Did mozzies, not a meteor, do for the dinosaurs?
6th January 2008
Disease-carrying mosquitoes could have killed off dinosaurs instead of a cataclysmic comet
The theory goes that dinosaurs were wiped out after an asteroid smashed into the Earth 65million years ago.
But now it has been suggested they were sent into eternity by an equally catastrophic but somewhat smaller threat - biting insects.
Disease spread by mosquitoes, mites and ticks was probably the major factor that finished off the reptiles, say scientists.
The insects could have also made it harder for dinosaurs to survive by changing the nature of plant life.
Bees and other pollinators helped promote the rapid spread of flowering plants, leading to the loss of vegetarian dinosaurs' traditional food sources. As the planteating dinosaurs declined, so would their predators.
The theory helps explain why dinosaurs took so long to die off, say husband-and - wife team George and Roberta Poinar.
According to the most widely accepted explanation, the dinosaurs vanished after an asteroid or comet hit the Earth between the Cretaceous and Tertiary periods.

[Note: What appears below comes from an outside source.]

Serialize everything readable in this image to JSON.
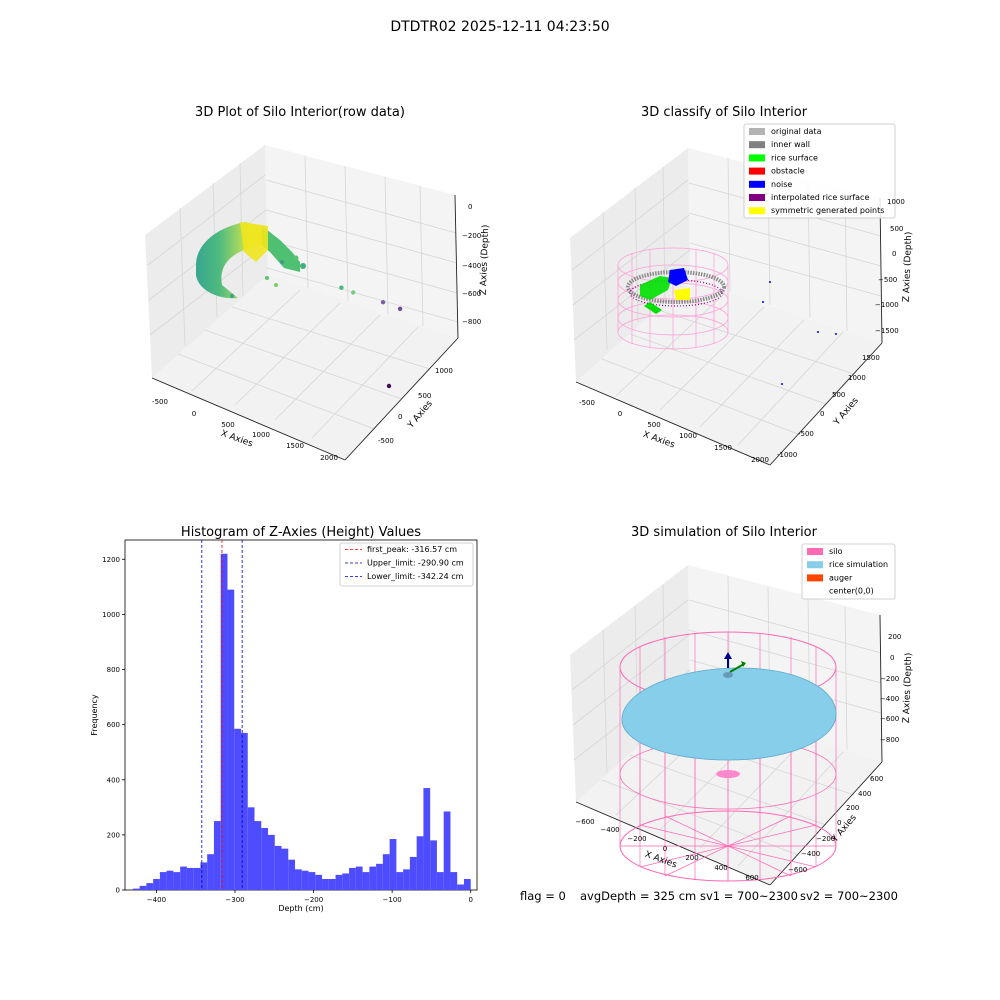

Another theory is that they were driven to extinction by massive volcanic eruptions in India, which led to extreme climate change.
But George Poinar, a courtesy professor of zoology at Oregon State University, points out that they did not disappear immediately.
Their extinction was drawn out over hundreds of thousands or even millions of years.
An asteroid impact should have led to an abrupt extinction, and climate change would probably also have wiped them out in a relatively short time, he said.
But emerging diseases spread by biting insects, combined with the spread of flowering plants, and competition with insects for plant resources, was "perfectly compatible" with a lengthy process of extinction.
The Poinars outline their theory in What Bugged The Dinosaurs? Insects, Disease And Death In The Cretaceous, published by Princeton University Press.
The professor said examination of insects preserved in amber found organisms which can cause malaria, dysentery "and other abdominal disturbances".
The infections the insects carried would have caused repeated epidemics that slowly wore down dinosaur populations, which had little or no immunity.
Professor Poinar added: "Other geologic and catastrophic events certainly played a role.
"But by themselves, such events do not explain a process that in reality took a very, very long time, perhaps millions of years. Insects and diseases do provide that explanation."